Young Ho Chae, Poong Hyun Seong (KAIST), Jung Taek Kim (KAERI)
Proceedings | Nuclear Plant Instrumentation, Control, and Human-Machine Interface Technolgies (NPIC&HMIT 2019) | Orlando, FL, February 9-14, 2019 | Pages 957-966
The operating condition of secondary loop of nuclear power plant has the characteristics that are vulnerable to flow accelerated corrosion phenomena. Because of the flow accelerated corrosion, from 1970 to 2012, in the world 1987 number of events were occurred. [1] Nuclear power plant utilities try to estimate the flow accelerated corrosion induced wall thinning by using CHECWORKS code. CHECWORKS code is based on empirical test results of the pipes. Therefore, CHECWORKS code can only estimate the pipe, which has empirical test result. However, in reality, extract the whole test result from the secondary system is almost impossible. Therefore, for the pipes which are not listed on the CHECWORKS code, ultrasonic measurements were conducted during the maintenance period. For the ultrasonic measure, the insulators in the secondary system should be removed therefore, the measure entails huge works. To overcome this issue, Jung Taek Kim et al. [2] focused on the change of pipes' vibration characteristic due to wall thinning effect. By using vibration signal, pipes thinning condition can be diagnosed in online. Jung Taek Kim used Fourier Transform to analyze vibration characteristics.
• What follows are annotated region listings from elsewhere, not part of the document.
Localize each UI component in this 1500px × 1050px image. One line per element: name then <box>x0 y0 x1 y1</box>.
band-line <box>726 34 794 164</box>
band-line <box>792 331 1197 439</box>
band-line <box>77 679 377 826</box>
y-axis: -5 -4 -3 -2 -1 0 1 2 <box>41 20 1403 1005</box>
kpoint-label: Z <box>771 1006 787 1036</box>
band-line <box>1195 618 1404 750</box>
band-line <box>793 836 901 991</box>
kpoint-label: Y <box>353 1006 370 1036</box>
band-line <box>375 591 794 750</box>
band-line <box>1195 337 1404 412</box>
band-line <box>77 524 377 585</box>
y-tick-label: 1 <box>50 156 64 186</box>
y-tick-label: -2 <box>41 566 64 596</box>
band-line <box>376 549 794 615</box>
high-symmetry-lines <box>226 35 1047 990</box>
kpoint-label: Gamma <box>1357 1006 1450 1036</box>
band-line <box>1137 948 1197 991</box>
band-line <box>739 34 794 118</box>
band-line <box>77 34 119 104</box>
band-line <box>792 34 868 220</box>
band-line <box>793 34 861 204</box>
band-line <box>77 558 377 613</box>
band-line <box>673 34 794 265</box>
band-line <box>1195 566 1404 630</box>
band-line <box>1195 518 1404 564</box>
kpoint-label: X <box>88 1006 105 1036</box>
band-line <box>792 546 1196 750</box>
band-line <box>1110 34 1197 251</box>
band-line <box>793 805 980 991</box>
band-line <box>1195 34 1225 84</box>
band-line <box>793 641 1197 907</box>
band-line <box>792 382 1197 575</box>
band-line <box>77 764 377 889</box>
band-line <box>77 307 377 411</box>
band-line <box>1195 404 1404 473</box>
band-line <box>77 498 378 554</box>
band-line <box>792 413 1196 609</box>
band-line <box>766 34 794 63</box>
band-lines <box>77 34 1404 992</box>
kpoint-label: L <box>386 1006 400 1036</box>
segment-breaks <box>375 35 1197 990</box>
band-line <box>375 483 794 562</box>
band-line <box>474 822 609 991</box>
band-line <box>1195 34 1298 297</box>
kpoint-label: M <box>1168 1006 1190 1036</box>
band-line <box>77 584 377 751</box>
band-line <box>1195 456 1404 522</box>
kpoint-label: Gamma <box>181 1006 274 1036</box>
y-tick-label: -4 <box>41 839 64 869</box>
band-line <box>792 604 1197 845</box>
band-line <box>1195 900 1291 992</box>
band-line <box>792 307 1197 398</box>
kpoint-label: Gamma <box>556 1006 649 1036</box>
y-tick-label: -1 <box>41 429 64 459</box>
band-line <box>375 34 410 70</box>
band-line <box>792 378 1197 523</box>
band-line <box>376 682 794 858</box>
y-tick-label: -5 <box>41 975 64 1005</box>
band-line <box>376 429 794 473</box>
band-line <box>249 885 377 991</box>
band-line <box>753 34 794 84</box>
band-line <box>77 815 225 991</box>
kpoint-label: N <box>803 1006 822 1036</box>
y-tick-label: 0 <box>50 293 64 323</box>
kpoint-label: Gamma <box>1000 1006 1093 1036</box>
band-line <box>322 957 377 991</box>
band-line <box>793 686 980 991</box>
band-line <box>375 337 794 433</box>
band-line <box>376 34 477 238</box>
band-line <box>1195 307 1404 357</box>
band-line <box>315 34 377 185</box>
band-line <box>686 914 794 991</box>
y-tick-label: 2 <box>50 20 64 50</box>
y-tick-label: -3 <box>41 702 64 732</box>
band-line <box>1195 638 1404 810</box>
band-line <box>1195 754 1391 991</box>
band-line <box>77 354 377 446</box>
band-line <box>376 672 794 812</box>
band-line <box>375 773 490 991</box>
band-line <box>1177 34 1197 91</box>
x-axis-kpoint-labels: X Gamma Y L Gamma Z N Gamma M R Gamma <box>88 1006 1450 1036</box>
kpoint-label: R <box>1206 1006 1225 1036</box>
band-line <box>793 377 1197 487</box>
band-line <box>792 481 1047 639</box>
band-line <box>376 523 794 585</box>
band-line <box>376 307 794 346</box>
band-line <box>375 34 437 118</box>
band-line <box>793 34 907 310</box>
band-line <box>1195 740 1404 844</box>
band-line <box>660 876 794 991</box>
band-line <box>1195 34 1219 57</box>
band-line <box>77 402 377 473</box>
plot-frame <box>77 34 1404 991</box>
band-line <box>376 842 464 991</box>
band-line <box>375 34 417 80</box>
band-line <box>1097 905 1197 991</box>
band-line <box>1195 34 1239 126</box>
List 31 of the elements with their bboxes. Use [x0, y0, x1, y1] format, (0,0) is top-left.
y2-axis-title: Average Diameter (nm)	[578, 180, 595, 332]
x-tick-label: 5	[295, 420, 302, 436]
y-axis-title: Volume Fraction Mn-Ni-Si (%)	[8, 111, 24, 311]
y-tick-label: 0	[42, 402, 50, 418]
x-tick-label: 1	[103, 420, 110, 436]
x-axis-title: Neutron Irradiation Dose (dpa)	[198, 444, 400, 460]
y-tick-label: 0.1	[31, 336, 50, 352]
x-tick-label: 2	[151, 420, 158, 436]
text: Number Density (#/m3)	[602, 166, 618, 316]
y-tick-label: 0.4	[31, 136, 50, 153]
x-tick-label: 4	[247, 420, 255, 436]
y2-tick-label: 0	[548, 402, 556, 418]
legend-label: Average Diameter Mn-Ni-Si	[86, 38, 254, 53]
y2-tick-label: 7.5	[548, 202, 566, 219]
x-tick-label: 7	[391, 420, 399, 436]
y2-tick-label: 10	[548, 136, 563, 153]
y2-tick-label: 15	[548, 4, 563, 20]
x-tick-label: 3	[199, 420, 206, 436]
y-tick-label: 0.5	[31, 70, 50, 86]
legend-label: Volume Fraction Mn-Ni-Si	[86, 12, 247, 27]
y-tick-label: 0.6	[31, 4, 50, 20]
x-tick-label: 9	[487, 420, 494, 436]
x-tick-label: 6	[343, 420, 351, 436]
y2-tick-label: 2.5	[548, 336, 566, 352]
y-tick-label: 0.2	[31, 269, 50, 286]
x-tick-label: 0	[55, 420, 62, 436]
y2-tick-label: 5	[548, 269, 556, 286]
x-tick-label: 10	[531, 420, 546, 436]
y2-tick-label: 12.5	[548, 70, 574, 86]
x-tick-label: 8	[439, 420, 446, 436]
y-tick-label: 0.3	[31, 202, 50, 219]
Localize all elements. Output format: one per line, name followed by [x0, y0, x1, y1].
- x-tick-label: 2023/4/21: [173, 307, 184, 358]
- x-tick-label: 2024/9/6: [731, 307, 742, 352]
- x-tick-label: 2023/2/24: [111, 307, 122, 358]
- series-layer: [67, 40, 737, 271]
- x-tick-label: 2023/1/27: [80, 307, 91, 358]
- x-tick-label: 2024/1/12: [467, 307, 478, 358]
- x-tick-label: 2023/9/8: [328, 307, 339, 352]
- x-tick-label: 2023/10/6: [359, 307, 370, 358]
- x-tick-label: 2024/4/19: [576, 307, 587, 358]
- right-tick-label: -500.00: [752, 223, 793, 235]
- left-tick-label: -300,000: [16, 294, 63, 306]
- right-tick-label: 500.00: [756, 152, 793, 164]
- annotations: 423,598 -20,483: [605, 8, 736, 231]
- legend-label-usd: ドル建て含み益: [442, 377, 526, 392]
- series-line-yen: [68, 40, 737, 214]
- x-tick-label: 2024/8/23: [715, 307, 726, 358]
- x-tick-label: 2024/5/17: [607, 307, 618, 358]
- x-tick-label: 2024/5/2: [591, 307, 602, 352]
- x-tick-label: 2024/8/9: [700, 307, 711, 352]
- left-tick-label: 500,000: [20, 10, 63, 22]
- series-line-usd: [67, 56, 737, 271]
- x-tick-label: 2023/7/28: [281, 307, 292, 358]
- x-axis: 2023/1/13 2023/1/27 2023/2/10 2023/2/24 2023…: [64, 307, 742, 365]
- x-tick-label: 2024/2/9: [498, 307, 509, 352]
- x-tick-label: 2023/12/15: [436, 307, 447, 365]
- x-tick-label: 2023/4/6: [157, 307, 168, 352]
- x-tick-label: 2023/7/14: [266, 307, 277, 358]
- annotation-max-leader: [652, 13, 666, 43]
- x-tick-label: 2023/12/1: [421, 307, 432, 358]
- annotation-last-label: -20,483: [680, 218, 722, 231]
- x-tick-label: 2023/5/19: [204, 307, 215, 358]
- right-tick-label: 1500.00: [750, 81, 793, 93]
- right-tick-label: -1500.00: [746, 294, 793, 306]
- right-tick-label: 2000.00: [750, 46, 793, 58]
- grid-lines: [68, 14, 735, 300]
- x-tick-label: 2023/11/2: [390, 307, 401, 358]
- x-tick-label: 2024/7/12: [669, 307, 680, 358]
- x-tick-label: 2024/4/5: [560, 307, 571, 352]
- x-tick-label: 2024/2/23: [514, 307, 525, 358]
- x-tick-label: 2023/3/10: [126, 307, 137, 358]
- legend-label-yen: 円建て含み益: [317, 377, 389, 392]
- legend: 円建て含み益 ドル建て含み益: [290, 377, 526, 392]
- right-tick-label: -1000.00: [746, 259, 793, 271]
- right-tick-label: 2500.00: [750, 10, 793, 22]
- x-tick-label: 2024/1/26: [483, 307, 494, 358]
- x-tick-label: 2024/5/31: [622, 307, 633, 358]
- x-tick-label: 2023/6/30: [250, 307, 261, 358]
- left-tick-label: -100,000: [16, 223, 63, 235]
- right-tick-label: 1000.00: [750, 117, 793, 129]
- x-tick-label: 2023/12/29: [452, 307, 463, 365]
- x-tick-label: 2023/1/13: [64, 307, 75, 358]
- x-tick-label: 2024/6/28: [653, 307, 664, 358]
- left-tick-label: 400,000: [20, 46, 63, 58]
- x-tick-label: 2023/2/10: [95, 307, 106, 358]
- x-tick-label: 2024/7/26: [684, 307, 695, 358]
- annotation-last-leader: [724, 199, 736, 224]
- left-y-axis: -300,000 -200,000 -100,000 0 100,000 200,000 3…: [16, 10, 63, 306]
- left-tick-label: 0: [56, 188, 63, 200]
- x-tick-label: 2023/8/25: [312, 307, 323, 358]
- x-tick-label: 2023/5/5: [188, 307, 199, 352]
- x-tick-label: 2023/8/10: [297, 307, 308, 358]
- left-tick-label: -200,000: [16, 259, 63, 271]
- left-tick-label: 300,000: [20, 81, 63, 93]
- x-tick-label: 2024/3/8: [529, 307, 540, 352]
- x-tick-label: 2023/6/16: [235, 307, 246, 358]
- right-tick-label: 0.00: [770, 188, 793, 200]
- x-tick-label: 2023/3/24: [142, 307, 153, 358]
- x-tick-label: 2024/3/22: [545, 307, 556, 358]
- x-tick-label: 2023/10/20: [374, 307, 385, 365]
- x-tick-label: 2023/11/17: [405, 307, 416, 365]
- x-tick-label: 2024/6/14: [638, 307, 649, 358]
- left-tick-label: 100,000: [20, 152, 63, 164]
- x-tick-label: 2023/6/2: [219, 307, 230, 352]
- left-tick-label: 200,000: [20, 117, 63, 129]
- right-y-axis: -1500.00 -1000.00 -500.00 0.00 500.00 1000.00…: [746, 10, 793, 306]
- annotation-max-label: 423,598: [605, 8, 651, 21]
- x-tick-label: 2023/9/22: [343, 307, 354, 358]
However, pipes' vibration change was too tiny to classify the differences. By using pre-trained wall thinning classifier, we tried to find possible vibration characteristic. To generate vibration mode, generative adversarial network model is used. After the several training sequences, the generator which is the part of the generative adversarial network imitate vibration data. By combining pre-trained diagnosis network and generator, unknown vibration characteristics may be found. In this study, to estimate pipes' thinning condition several machine learning algorithms (Support vector machine, Convolutional neural network, and Long-short term memory network) were reviewed and applied. Each algorithms were trained by using pipes' vibration signal. As a results, LSTM network shows best classification performance. And also, several vibration modes were imitated by using generative adversarial network.